Include Precise Schemas

OpenAPI specifications can include JSON schema for requests and responses for each API resource (or path). Treat those schemas as executable contracts, not just documentation. LLMs make fewer mistakes when every field is defined with type, format, and constraints.

Include the details that humans often gloss over:

  • Pay attention to how payload requirements differ for the HTTP methods: POST, PUT, PATCH, GET, etc.
  • Required vs optional fields. Mark required properties explicitly and avoid “optional unless otherwise noted.”
  • Read-only, write-only vs editable fields. Mark read-only (like system-generated identifiers) and write-only properties explicity with "readOnly": true and "writeOnly": true
  • Allowed values. Use enums for states, kinds, and types rather than free-form strings.
  • String constraints. Add pattern, minLength, and maxLength where relevant (emails, IDs, slugs).
  • Numeric constraints. Specify minimum, maximum, and units for quantities like prices and durations.
  • Object shape. Lock down additionalProperties when unknown keys are invalid.
  • Nullability. Be explicit about when null is allowed, not just missing.

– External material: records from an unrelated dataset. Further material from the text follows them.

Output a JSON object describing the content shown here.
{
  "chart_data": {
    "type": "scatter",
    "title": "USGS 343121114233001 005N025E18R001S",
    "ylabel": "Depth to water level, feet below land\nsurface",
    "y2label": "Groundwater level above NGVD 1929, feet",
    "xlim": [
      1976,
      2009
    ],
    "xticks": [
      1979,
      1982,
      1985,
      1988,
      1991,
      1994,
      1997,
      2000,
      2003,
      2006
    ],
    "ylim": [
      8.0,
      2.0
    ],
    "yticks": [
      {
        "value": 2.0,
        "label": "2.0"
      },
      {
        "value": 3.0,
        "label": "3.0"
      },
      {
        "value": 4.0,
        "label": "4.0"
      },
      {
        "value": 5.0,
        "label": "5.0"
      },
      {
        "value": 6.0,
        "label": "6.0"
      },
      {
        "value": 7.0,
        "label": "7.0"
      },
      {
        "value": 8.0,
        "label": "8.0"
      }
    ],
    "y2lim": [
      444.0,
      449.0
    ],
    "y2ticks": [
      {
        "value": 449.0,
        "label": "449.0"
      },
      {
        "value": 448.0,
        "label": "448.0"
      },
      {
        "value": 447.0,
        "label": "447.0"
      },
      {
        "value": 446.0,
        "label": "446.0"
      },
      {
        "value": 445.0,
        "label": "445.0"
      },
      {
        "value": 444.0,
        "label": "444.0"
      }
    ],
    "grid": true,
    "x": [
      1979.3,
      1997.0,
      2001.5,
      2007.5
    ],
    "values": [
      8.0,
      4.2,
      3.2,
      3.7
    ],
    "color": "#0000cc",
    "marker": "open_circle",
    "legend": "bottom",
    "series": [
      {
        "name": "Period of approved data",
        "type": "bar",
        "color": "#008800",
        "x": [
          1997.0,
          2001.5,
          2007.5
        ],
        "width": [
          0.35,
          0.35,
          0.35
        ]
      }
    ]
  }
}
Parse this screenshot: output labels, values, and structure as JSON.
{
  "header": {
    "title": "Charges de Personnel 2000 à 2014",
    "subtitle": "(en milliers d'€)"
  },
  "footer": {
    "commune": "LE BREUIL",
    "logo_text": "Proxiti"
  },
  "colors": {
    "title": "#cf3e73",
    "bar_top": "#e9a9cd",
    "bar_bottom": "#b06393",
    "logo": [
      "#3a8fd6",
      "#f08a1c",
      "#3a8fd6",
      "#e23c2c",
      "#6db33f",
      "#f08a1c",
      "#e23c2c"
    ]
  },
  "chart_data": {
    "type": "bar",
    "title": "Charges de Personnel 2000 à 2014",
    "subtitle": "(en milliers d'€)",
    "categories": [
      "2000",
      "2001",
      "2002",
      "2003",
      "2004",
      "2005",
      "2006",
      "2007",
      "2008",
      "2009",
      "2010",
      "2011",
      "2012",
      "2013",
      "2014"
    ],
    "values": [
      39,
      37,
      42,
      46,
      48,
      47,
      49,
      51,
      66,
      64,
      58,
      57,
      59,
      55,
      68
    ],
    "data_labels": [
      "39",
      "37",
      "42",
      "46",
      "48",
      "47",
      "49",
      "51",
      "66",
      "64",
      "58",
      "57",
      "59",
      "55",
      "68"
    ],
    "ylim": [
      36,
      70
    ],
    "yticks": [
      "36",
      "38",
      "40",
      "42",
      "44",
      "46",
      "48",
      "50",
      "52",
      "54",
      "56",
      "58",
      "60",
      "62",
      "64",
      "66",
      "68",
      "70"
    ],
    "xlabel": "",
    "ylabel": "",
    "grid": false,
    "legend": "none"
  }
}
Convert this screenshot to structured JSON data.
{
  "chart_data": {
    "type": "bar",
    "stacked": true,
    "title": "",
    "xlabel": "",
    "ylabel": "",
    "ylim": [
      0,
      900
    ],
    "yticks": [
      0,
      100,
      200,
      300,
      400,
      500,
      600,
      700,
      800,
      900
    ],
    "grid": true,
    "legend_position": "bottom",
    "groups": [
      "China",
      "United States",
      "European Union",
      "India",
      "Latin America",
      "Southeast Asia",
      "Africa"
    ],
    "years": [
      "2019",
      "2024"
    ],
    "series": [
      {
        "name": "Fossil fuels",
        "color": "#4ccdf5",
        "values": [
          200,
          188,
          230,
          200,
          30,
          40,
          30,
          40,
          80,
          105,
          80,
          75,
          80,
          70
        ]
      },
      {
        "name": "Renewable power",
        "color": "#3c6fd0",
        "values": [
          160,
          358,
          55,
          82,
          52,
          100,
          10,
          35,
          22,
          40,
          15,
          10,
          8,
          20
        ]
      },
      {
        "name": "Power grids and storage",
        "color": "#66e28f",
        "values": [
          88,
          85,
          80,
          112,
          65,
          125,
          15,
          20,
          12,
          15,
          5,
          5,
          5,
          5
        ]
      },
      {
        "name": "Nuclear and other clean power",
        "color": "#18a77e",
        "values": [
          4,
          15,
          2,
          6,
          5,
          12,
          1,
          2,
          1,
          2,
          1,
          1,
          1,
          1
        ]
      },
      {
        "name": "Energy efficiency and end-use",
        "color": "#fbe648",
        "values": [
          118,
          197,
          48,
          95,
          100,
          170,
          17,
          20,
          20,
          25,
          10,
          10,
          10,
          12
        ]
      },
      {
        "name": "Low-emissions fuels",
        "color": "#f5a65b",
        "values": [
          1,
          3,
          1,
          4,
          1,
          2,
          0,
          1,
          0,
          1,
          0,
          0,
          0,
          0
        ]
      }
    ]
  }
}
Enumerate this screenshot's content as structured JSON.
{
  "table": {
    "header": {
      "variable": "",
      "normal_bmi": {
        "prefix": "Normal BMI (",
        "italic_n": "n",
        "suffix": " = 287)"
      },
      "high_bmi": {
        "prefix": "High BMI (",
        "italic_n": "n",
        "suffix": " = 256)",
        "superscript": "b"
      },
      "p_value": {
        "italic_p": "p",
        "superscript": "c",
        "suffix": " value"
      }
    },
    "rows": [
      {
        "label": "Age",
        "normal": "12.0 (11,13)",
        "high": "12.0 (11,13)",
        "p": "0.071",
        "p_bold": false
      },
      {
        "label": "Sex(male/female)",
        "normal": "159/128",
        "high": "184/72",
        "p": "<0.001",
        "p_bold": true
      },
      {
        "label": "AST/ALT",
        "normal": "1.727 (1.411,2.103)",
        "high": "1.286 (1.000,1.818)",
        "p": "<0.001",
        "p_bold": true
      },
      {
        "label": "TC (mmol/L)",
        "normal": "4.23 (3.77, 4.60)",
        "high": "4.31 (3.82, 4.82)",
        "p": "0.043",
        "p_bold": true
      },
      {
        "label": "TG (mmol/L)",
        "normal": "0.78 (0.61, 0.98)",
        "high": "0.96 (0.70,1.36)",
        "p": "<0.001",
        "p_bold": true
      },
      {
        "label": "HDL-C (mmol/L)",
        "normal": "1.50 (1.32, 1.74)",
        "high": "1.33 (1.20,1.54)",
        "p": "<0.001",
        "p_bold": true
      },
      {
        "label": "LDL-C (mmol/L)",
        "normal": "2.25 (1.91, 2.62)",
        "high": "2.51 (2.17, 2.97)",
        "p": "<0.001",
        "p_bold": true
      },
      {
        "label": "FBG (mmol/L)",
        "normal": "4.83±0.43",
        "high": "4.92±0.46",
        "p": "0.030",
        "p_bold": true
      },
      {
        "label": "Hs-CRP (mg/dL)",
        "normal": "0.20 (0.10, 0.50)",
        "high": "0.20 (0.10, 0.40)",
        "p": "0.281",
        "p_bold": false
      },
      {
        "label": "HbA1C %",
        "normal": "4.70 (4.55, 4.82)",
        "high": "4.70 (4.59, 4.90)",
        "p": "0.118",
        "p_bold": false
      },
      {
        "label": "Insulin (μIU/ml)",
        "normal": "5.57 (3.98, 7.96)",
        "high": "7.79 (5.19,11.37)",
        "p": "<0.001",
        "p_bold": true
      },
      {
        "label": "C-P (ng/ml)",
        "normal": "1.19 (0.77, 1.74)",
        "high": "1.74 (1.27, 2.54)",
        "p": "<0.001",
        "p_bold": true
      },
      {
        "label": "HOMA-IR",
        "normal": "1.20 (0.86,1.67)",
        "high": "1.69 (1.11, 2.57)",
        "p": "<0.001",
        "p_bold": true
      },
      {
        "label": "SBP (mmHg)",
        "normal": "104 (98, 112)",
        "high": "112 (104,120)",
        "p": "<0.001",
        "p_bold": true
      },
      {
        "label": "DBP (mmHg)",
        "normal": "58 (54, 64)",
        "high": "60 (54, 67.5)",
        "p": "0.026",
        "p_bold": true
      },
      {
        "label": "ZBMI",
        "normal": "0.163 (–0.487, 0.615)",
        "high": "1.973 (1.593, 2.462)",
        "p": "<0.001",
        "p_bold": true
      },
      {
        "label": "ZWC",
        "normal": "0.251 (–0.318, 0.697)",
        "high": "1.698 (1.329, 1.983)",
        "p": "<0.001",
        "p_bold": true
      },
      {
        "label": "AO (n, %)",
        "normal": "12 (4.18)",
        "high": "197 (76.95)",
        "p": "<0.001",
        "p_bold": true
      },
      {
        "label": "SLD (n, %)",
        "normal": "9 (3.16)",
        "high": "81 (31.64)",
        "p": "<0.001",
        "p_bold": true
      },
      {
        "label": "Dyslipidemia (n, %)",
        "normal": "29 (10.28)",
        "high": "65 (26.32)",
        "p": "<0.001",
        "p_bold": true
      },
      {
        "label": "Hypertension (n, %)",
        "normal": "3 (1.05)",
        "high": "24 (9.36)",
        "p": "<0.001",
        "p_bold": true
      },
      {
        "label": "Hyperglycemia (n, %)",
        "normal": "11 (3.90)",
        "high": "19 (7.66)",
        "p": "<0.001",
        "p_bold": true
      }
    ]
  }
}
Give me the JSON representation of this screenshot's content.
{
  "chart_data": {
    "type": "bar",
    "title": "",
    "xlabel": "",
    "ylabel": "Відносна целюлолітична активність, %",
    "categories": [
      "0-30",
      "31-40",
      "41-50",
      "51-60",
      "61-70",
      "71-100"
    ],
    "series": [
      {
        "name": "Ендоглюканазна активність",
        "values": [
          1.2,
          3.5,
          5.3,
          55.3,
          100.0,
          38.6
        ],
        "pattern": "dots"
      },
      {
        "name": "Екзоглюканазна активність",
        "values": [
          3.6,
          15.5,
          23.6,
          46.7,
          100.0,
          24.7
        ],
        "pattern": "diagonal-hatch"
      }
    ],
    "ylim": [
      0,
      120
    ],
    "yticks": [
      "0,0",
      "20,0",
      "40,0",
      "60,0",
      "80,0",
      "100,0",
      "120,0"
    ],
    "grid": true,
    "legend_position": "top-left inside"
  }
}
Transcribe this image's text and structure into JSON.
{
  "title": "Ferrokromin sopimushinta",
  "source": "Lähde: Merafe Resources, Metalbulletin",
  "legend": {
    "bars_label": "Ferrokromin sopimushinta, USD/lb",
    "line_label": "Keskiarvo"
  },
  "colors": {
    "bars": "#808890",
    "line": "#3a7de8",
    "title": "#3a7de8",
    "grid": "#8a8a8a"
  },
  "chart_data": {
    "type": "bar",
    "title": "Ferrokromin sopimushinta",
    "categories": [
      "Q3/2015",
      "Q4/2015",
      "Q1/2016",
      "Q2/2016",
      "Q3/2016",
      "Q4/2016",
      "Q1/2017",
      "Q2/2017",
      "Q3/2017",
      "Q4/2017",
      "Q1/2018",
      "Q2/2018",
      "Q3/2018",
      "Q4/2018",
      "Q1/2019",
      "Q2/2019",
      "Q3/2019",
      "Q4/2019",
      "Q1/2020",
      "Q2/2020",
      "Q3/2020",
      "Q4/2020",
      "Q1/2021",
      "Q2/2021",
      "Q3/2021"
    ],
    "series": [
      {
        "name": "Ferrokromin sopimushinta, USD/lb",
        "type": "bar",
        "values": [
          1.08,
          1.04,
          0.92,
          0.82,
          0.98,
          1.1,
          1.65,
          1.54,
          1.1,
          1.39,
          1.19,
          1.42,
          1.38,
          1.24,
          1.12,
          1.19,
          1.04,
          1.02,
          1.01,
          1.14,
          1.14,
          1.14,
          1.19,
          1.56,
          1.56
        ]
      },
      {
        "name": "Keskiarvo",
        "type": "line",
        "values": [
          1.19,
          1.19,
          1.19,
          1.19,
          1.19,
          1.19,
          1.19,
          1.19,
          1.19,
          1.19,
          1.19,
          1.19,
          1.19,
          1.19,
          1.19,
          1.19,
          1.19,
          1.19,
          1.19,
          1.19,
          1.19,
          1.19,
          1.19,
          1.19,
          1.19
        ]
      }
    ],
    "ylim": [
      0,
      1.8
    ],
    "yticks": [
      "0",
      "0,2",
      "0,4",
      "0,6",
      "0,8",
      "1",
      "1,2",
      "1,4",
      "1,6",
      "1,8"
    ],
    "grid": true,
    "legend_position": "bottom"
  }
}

Provide at least one example payload per request and response, and align it exactly with the schema. If the payload differs by scenario (success vs validation error), include both examples and reference them in the schema section.

OpenAPI descriptions should include practical guidance: required prerequisites, recommended call order, and the decision logic for picking one endpoint over another. That context is essential for MCP-based tool selection and safe automation.